Blue is the Warmest Color

Although this is not my first time watching the movie, as I had previously watched it when I was younger, it was my first time trying to break down the movie from my new perspective as a young queer adult. Watching this movie as a teenage queer individual I was able to indulge fully in a movie about sexual self discovery, the process of betrayal, and later on the power of walking away. I became so immersed with this movie because it was the closest representation that I had of myself. A young women falling in love with another, and a whole movie about it? I was all for it.

Now, as I dissect the movie a bit more I become more aware of how this movie still resonates with me. Not only did I see myself as younger Adele and her struggle to accept her own sexuality while unafraid to indulge in it, but I saw myself as Emma too. Super comfortable and unapologetic about who she is, although you see her bend at times for the sake of Adele. It was interesting to be able to relate to juxtaposing positions although they were both intertwined.

Watching the struggle that Adele goes through after the end of her relationship allowed me to wallow in pain that I had, yet was not allowing myself to feel.

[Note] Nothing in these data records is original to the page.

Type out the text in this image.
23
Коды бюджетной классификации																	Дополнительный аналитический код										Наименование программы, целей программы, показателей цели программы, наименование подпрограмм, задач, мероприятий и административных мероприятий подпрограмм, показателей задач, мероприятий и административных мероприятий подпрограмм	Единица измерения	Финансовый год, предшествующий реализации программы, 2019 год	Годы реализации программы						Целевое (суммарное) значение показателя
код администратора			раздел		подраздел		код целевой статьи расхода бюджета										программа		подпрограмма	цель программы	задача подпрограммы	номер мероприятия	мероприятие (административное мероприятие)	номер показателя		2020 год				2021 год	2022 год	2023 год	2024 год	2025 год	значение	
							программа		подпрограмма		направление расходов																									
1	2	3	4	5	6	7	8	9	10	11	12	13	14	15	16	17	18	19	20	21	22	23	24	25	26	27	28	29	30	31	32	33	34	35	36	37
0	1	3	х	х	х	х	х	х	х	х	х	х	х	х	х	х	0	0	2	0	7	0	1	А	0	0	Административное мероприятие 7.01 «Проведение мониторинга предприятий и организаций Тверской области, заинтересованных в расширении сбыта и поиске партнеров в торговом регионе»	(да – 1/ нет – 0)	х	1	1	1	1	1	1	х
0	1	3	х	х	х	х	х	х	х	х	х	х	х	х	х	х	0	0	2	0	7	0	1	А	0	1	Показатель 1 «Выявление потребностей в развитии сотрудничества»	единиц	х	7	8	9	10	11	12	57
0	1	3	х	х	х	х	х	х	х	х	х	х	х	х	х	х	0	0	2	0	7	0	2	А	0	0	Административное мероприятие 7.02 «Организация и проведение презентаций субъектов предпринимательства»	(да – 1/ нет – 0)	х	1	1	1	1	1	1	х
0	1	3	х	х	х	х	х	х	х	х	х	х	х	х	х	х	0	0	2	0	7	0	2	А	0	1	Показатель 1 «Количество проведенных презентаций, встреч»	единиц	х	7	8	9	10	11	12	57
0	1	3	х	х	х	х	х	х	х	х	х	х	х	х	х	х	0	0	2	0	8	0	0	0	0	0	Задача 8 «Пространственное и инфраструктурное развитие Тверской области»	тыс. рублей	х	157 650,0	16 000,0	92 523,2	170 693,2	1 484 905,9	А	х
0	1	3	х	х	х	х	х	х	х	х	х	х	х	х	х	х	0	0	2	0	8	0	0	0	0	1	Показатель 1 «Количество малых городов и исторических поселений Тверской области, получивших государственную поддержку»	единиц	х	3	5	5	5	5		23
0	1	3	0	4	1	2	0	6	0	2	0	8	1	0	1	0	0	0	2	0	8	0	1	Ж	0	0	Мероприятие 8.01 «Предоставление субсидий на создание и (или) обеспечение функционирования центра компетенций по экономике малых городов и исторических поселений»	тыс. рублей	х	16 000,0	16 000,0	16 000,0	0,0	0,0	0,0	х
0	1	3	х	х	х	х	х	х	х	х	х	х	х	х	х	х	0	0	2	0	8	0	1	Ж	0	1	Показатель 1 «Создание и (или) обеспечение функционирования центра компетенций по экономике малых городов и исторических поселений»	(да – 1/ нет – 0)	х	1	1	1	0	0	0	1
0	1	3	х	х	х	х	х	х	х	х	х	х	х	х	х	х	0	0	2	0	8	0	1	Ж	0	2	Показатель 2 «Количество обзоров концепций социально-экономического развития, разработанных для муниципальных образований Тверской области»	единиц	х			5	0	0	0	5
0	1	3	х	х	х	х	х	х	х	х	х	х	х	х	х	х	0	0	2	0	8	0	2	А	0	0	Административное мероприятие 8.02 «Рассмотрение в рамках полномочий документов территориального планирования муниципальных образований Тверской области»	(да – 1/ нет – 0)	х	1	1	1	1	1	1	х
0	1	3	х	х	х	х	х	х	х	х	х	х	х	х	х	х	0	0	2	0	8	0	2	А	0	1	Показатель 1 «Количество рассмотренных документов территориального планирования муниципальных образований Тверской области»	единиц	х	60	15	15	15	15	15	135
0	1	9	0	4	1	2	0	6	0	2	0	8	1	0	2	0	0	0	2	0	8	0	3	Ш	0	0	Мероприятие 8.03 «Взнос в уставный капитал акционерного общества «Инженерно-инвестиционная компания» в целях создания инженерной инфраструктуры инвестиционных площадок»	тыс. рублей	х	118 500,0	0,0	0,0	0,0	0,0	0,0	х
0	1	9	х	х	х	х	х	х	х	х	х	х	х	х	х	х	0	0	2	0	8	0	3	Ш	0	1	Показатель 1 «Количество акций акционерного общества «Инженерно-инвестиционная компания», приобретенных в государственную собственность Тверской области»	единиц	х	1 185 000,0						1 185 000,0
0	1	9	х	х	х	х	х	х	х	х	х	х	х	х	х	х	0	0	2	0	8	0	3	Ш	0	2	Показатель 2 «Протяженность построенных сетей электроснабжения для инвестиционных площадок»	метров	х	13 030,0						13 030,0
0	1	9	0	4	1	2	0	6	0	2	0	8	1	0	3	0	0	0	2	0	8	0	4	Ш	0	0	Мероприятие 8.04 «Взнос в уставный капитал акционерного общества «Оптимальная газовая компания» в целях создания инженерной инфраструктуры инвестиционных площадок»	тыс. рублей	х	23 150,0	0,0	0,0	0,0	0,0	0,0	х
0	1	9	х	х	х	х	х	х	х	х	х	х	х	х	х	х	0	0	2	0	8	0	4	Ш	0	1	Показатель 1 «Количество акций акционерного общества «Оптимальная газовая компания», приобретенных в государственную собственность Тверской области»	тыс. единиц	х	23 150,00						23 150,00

A pain that later turns into the strength she gathers to go and see this exhibition that Emma has invited her, and also the strength she gathers to leave. Although I had not understood the reason behind her not staying to talk to the young gentleman before, I more than understood it this time. Adele was aware of her own need to heal and she steps away, because although the wound isn’t fresh, it still very much sensitive. In that moment I was able to understand as well. I thought watching this movie I would be more critical, but was pleased to know that I just needed a personal cry of my own, and that on it’s own is liberating.